Oscar Wao also features the juxtaposition of two seemingly different cultures: the Caribbean and science fiction. Reviewing the novel for The New York Times, A. O. Scott wrote that Oscar Wao is immersed in “magic realism, punk-rock feminism, hip-hop machismo, post-modern pyrotechnics.” I tell Díaz I am surprised at how well he connected these two worlds. He tells me that the connection is more discernible than it may seem at first. “To read science fiction and fantasy is to encounter within it resonances and echoes of the history of the New World, of Dominicans specifically,” Díaz says. “Science fiction and fantasy stories are obsessed with these questions of power. They’re obsessed with racism. They’re saturated with the political unconscious, with the dark energy of colonialism. And it was only when I was writing the book that I became aware of their affinities.”
To read science fiction and fantasy is to encounter within it resonances and echoes of the history of the New World, of Dominicans specifically.
In 2008 Oscar Wao was awarded the Pulitzer Prize in Fiction. Díaz humbly shrugs when I bring up this honor and instead emphasizes that he is grateful for the spaces it has created for communities of color, particularly Dominicans. “I’m glad it’s opened spaces for the Dominican community at a literary level. I am constantly humbled and gratified that this book continues to speak to anyone.”
My parents arrived from the Dominican Republic in New York City in the winter of 1991. For that first journey here, they left me behind for a year while they settled in America; the island, however, they left behind, essentially, forever. They left a world that made them happy and comfortable, por el sueño americano, they have told me repeatedly throughout my life. Like immigrants before and after them, they struggled. It wasn’t until years later that I would learn how difficult it truly was. They arrived with just $90 in their pockets; the uncle on my mother’s side who promised to pick them up at John F. Kennedy International Airport was nowhere to be found for almost two weeks; and they had no steady jobs or home for months. It wasn’t until years later that I would see these experiences represented in literature, in Díaz’s work. And at a time when our political leaders employ harsh anti-immigrant language, reading experiences like the ones described in Oscar Wao takes on even more importance.

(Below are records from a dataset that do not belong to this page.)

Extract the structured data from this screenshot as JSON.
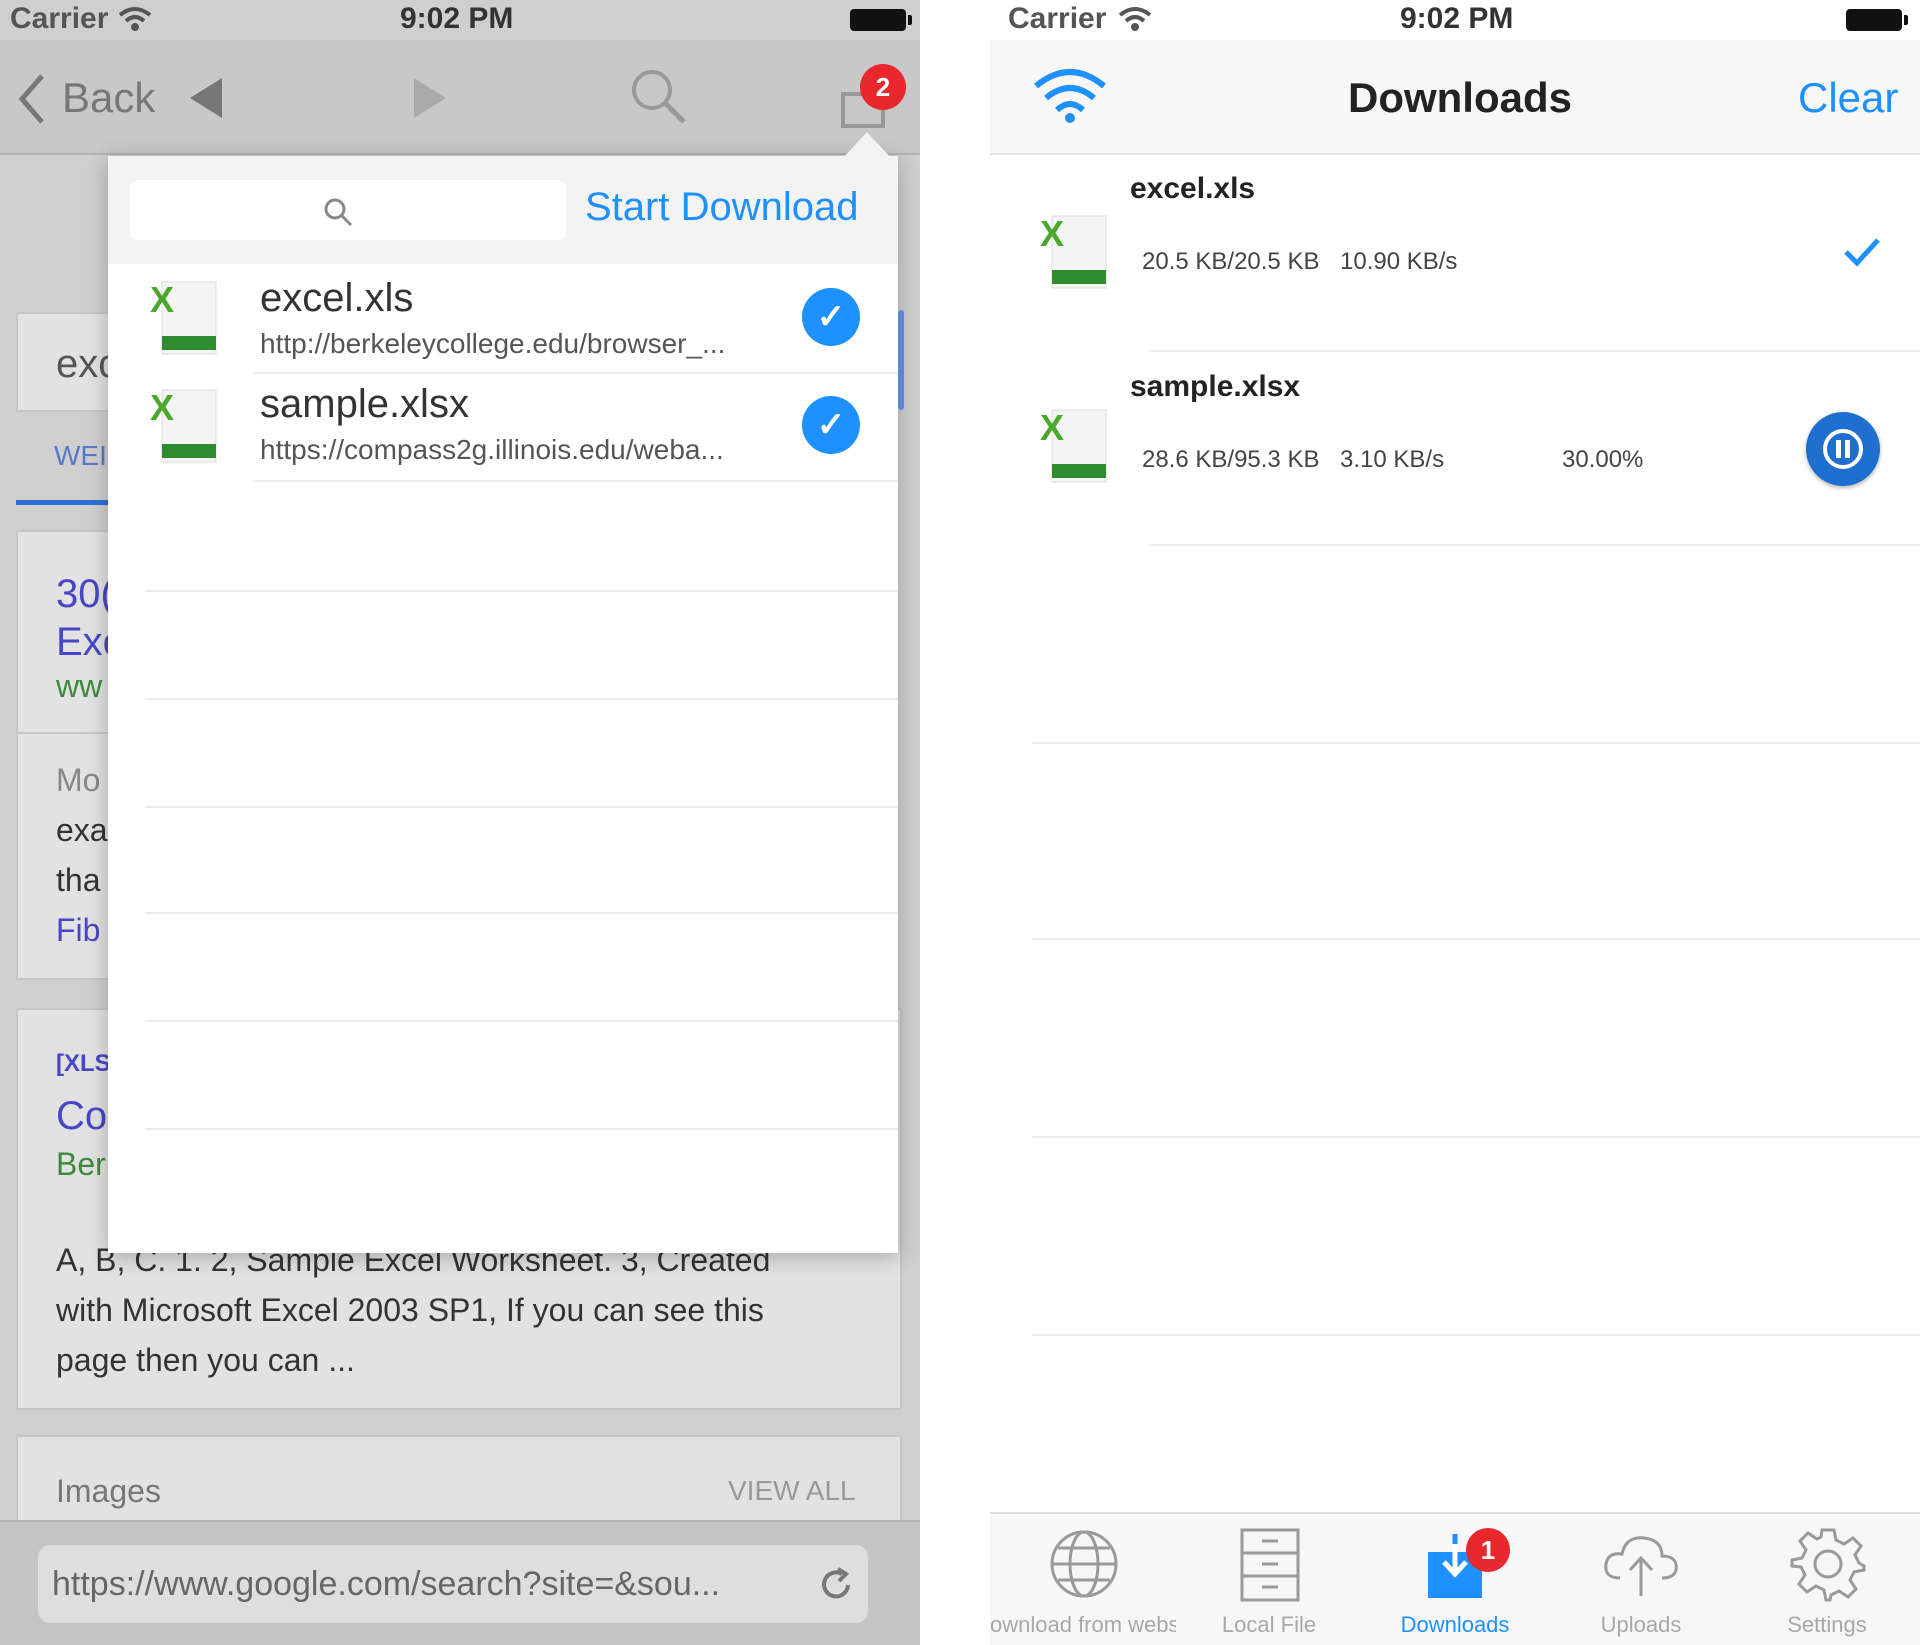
{
  "left": {
    "status": {
      "carrier": "Carrier",
      "time": "9:02 PM"
    },
    "nav": {
      "back_label": "Back",
      "badge_count": "2"
    },
    "page": {
      "query_partial": "exc",
      "tab_partial": "WEI",
      "result1": {
        "line1": "30(",
        "line2": "Exc",
        "url": "ww"
      },
      "snippet1": [
        "Mo",
        "exa",
        "tha",
        "Fib"
      ],
      "result2": {
        "tag": "[XLS",
        "title": "Co",
        "url": "Ber"
      },
      "snippet2": {
        "line1": "A, B, C. 1. 2, Sample Excel Worksheet. 3, Created",
        "line2": "with Microsoft Excel 2003 SP1, If you can see this",
        "line3": "page then you can ..."
      },
      "images_label": "Images",
      "view_all": "VIEW ALL"
    },
    "popover": {
      "start_download": "Start Download",
      "files": [
        {
          "name": "excel.xls",
          "url": "http://berkeleycollege.edu/browser_..."
        },
        {
          "name": "sample.xlsx",
          "url": "https://compass2g.illinois.edu/weba..."
        }
      ]
    },
    "urlbar": {
      "url": "https://www.google.com/search?site=&sou..."
    }
  },
  "right": {
    "status": {
      "carrier": "Carrier",
      "time": "9:02 PM"
    },
    "nav": {
      "title": "Downloads",
      "clear_label": "Clear"
    },
    "downloads": [
      {
        "name": "excel.xls",
        "progress": "20.5 KB/20.5 KB",
        "speed": "10.90 KB/s",
        "percent": "",
        "state": "done"
      },
      {
        "name": "sample.xlsx",
        "progress": "28.6 KB/95.3 KB",
        "speed": "3.10 KB/s",
        "percent": "30.00%",
        "state": "paused"
      }
    ],
    "tabs": [
      {
        "label": "ownload from website",
        "icon": "globe-icon"
      },
      {
        "label": "Local File",
        "icon": "file-cabinet-icon"
      },
      {
        "label": "Downloads",
        "icon": "download-icon",
        "badge": "1"
      },
      {
        "label": "Uploads",
        "icon": "cloud-upload-icon"
      },
      {
        "label": "Settings",
        "icon": "gear-icon"
      }
    ]
  },
  "colors": {
    "accent": "#1e90ff",
    "badge": "#e8282c",
    "excel_green": "#2e8b2e"
  }
}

During a Senate floor debate on immigration reform in 2006, Republican Senator Jeff Sessions said, “Fundamentally, almost no one comingfrom the Dominican Republic to the United States is coming here because they have a provable skill that would benefit us and that would indicate their likely success in our society.” Eleven years later, Sessions is now the U.S. attorney general, and this attitude, fueled by the blistering rhetoric of President Trump, has made immigrants something like the national bogeyman.

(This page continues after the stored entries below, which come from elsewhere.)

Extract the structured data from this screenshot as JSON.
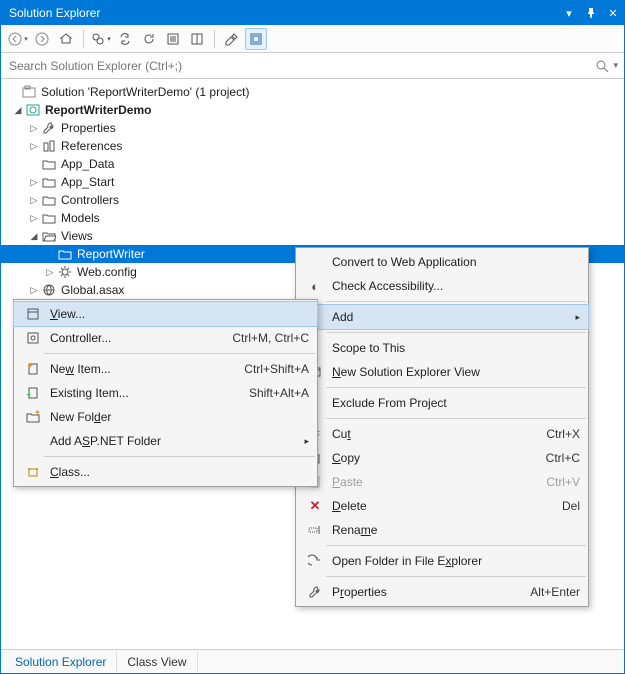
{
  "title": "Solution Explorer",
  "search_placeholder": "Search Solution Explorer (Ctrl+;)",
  "tree": {
    "solution": "Solution 'ReportWriterDemo' (1 project)",
    "project": "ReportWriterDemo",
    "properties": "Properties",
    "references": "References",
    "app_data": "App_Data",
    "app_start": "App_Start",
    "controllers": "Controllers",
    "models": "Models",
    "views": "Views",
    "reportwriter": "ReportWriter",
    "webconfig": "Web.config",
    "globalasax": "Global.asax"
  },
  "context": {
    "convert": "Convert to Web Application",
    "check": "Check Accessibility...",
    "add": "Add",
    "scope": "Scope to This",
    "newview": "New Solution Explorer View",
    "exclude": "Exclude From Project",
    "cut": {
      "label": "Cut",
      "shortcut": "Ctrl+X",
      "acc": "t"
    },
    "copy": {
      "label": "Copy",
      "shortcut": "Ctrl+C",
      "acc": "C"
    },
    "paste": {
      "label": "Paste",
      "shortcut": "Ctrl+V",
      "acc": "P"
    },
    "delete": {
      "label": "Delete",
      "shortcut": "Del",
      "acc": "D"
    },
    "rename": {
      "label": "Rename",
      "acc": "m"
    },
    "openfolder": {
      "label": "Open Folder in File Explorer",
      "acc": "x"
    },
    "props": {
      "label": "Properties",
      "shortcut": "Alt+Enter",
      "acc": "R"
    }
  },
  "submenu": {
    "view": {
      "label": "View...",
      "acc": "V"
    },
    "controller": {
      "label": "Controller...",
      "shortcut": "Ctrl+M, Ctrl+C"
    },
    "newitem": {
      "label": "New Item...",
      "shortcut": "Ctrl+Shift+A",
      "acc": "W"
    },
    "existing": {
      "label": "Existing Item...",
      "shortcut": "Shift+Alt+A",
      "acc": "g"
    },
    "newfolder": {
      "label": "New Folder",
      "acc": "d"
    },
    "aspnet": {
      "label": "Add ASP.NET Folder",
      "acc": "S"
    },
    "class": {
      "label": "Class...",
      "acc": "C"
    }
  },
  "tabs": {
    "slnexp": "Solution Explorer",
    "classview": "Class View"
  }
}
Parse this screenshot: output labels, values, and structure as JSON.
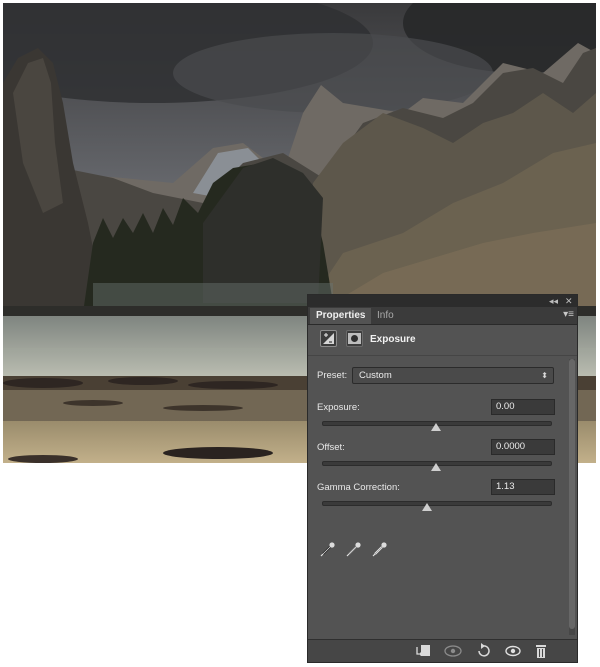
{
  "panel": {
    "collapse_glyph": "◂◂",
    "close_glyph": "✕",
    "tabs": [
      {
        "label": "Properties"
      },
      {
        "label": "Info"
      }
    ],
    "menu_glyph": "▾≡",
    "header": {
      "adjustment_icon": "exposure-adjustment-icon",
      "mask_icon": "layer-mask-icon",
      "title": "Exposure"
    },
    "preset": {
      "label": "Preset:",
      "value": "Custom"
    },
    "controls": [
      {
        "label": "Exposure:",
        "value": "0.00",
        "slider_fraction": 0.5
      },
      {
        "label": "Offset:",
        "value": "0.0000",
        "slider_fraction": 0.5
      },
      {
        "label": "Gamma Correction:",
        "value": "1.13",
        "slider_fraction": 0.46
      }
    ],
    "eyedroppers": [
      "black-point-eyedropper-icon",
      "gray-point-eyedropper-icon",
      "white-point-eyedropper-icon"
    ],
    "footer_icons": [
      "clip-to-layer-icon",
      "view-previous-state-icon",
      "reset-adjustment-icon",
      "toggle-visibility-icon",
      "delete-adjustment-icon"
    ]
  },
  "colors": {
    "panel_bg": "#535353",
    "panel_dark": "#2c2c2c",
    "text": "#e6e6e6"
  }
}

I bring this up in my conversation with Diaz. I mention the fear among immigrant communities, people of color, women. “This election has revealed this country in ways that little has,” he says. “And for me, Trump is not even the worst of it—the worst of it is the culture that could make Trump possible. We just live in a society that is so addicted to xenophobia, to blind bias.”
So does this change the role of the writer, I ask. Díaz tells me that the role of the writer is the same it has always been, to continue pushing boundaries. “As artists, we’re not here to comfort anyone. If you want to have your back rubbed, you don’t come to the arts for that,” he says. “We’re as artists here to point out the things that we don’t like to point out. We’re the anti-politicans,” he proclaims, “We’re actually trying to make the country better.”